The psalm moves, beautifully, from the question to the answer. From anxious scanning of the horizon to a fierce certainty. God, your keeper, does not sleep.
Your keeper does not look away. Your keeper is not fatigued by the length of this day, not confused by its complexity, not uncertain about what was seen, what was heard or what happened today.
In the original Hebrew, there is a word that repeats itself through this psalm, shamar, which means “to keep, to watch, to guard.” It appears six times in the eight verses of Psalm 121.
The biblical poets were not subtle about things that mattered. The author wants the reader to know with great assurance that God watches over them, watches over you, as you come and go. That is, God is with you in every change and transition, especially during those in-between moments of life.

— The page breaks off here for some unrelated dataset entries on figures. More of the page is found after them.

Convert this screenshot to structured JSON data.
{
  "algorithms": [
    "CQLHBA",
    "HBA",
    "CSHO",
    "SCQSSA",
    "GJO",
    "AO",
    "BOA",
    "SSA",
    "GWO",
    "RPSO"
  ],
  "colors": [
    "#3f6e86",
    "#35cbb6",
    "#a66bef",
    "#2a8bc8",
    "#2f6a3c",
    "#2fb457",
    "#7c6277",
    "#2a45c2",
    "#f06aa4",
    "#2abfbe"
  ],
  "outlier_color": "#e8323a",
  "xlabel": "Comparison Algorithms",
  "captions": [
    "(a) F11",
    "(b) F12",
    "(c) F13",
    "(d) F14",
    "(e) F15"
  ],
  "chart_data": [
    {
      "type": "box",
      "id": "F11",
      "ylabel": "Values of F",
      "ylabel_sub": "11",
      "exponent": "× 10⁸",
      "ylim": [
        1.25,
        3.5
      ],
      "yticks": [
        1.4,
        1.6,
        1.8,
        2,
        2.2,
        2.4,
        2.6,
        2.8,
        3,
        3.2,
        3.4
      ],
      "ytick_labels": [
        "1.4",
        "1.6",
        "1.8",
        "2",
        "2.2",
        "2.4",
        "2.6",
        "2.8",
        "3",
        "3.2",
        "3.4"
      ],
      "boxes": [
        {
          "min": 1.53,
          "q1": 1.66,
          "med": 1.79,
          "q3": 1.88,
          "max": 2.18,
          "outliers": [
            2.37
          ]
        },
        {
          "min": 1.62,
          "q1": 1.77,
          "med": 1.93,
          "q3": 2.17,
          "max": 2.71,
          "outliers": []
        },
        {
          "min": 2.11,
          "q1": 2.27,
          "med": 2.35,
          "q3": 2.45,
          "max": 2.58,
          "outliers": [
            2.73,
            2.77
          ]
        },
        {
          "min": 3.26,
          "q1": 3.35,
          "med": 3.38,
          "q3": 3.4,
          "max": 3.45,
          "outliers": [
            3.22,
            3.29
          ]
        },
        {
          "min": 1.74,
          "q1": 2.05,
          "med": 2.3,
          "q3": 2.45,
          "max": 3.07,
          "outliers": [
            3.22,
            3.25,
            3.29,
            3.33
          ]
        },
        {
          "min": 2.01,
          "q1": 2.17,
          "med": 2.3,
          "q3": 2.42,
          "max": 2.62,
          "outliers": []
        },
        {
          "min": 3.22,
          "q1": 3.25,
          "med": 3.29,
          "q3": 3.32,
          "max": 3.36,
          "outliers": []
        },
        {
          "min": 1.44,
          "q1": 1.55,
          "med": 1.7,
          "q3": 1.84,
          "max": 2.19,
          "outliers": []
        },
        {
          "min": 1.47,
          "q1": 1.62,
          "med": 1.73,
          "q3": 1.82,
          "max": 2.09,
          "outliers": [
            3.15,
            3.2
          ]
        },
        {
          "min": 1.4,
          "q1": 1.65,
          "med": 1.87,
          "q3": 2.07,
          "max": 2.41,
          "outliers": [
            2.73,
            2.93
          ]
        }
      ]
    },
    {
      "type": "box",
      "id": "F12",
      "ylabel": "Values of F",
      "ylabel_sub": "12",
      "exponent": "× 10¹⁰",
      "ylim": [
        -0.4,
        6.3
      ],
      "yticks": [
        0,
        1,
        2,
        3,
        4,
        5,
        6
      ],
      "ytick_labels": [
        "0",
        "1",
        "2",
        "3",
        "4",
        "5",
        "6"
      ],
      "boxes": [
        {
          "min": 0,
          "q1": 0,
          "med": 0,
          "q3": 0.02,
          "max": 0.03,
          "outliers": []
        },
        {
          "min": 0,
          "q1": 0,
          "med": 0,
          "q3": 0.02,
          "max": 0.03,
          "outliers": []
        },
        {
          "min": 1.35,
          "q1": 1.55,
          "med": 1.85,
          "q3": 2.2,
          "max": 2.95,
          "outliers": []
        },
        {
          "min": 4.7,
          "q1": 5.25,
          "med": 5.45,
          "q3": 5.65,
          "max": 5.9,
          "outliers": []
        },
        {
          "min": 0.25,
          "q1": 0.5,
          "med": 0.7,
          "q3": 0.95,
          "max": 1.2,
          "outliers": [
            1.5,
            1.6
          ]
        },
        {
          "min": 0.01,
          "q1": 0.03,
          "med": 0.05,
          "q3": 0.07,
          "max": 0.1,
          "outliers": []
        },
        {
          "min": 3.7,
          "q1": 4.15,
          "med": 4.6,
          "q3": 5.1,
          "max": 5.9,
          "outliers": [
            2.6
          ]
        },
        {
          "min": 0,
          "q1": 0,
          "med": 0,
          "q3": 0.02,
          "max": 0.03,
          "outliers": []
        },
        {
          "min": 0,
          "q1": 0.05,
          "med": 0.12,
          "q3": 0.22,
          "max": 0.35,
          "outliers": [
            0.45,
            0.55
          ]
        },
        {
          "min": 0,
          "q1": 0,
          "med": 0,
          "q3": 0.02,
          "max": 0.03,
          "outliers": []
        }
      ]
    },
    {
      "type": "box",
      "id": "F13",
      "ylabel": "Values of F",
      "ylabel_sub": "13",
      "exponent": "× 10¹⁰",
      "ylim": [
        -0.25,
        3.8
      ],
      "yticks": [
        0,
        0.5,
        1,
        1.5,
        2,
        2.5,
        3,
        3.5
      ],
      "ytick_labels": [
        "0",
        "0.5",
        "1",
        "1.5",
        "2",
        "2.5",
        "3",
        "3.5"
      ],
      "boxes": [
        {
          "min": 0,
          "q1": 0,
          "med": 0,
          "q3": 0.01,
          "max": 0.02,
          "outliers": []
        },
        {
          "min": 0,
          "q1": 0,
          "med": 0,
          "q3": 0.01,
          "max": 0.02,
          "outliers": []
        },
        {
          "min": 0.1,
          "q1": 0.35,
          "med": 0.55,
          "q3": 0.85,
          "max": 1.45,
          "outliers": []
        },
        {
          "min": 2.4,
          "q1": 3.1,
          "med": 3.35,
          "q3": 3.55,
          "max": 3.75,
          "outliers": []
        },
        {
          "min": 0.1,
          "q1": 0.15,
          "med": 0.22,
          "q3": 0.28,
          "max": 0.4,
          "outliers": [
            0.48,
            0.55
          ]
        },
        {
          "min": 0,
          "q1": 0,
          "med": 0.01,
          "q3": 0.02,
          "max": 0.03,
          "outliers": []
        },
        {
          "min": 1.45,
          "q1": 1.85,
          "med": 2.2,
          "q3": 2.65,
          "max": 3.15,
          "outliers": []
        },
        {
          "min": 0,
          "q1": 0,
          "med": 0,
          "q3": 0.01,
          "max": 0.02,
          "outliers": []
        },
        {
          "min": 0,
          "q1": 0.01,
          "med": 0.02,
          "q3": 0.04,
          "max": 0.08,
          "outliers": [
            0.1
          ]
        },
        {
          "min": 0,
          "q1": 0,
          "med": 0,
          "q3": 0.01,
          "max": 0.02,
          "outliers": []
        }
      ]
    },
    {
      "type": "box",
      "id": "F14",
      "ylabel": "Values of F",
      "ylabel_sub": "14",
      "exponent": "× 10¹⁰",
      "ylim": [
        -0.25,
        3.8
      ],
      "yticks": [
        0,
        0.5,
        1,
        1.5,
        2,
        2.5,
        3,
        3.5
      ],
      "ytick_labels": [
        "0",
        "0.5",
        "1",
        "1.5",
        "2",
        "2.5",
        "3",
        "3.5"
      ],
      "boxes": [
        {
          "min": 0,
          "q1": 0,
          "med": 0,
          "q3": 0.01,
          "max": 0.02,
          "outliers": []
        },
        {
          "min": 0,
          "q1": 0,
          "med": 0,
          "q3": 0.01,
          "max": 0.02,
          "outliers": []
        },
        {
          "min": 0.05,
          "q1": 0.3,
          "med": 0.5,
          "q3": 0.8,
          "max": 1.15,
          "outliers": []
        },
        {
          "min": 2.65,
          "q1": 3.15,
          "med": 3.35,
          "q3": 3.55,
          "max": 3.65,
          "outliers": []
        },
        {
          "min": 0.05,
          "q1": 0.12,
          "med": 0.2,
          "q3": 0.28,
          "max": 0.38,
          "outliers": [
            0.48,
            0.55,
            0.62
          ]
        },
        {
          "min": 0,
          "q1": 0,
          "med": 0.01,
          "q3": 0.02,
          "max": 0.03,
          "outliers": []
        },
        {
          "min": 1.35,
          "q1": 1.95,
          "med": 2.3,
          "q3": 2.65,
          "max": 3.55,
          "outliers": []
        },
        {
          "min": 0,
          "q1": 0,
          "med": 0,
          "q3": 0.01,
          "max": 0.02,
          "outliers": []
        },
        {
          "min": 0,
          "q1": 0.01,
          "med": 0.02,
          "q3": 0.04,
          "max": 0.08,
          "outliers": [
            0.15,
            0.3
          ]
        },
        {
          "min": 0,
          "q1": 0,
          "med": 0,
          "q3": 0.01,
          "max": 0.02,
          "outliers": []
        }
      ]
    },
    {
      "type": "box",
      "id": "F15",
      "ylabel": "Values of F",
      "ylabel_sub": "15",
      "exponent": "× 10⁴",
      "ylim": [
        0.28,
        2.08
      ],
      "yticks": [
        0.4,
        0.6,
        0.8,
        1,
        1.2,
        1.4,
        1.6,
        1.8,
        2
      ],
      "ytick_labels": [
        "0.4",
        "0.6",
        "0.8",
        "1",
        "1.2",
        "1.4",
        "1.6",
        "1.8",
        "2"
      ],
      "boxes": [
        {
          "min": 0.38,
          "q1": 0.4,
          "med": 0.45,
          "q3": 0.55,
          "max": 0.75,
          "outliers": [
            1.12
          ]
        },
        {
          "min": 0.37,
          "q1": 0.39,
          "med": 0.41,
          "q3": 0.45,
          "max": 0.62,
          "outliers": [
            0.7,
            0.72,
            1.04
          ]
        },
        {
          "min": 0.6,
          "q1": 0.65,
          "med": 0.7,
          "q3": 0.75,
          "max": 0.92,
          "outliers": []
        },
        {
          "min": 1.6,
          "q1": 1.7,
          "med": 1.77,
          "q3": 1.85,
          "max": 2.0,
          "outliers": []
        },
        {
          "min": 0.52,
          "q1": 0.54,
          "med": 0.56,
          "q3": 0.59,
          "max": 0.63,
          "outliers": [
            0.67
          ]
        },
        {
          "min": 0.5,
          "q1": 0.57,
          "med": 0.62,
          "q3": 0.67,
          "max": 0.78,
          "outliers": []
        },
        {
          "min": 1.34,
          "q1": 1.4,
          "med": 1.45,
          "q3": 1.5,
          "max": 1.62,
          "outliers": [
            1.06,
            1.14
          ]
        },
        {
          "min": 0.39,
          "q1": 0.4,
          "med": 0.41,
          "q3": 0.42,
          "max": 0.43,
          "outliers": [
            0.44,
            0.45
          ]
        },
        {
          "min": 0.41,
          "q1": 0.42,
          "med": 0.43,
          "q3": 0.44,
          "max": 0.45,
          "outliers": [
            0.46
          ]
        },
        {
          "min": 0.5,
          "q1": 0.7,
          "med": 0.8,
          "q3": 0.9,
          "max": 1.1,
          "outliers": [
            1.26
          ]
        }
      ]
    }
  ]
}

Precisely here. Precisely now.
For those in between one step or stage and another: You do not need to manage this waiting. The outcome is not yours to control. Take comfort that your Father who has called you this far will not abandon you to the verdict of any human process. Any step you take is nothing more than a movement to another door, and doors open into rooms where God wants you to go at this moment. Trust the keeper of your soul to meet you in whatever room is next.
And in the waiting, in the mourning, in the celebrating, remember: The grace that holds you was secured not by your prowess, your performance or your perfection, but by the one who was lifted up on that hill so that you might be free.
“The Lord will keep your going out and your coming in, from this time forth and forevermore” (v. 8).
Forevermore is a long time.
Long enough to cover today, tomorrow and all the days yet to come.
We lift up our eyes.
Not to the hills in their ancient ambiguity.
Not to the outcome we seek or fear.
Not to each other.
We lift our eyes to the cross, to the one who rose from the grave and who keeps our going out and our coming in, even now, even here, forevermore.
Amen.
The Rev. Dr. Rob Strenth is rector of St. Matthew’s, Orlando, and serves as chaplain for the Order of the Daughters of the King® for the Diocese of Central Florida. He is also a member of the Standing Committee and the Commission on Ministry. This article was adapted from his homily for the Bishop’s Advisory Committee for Aspirants to Ministry meeting on Tuesday, April 14, 2026.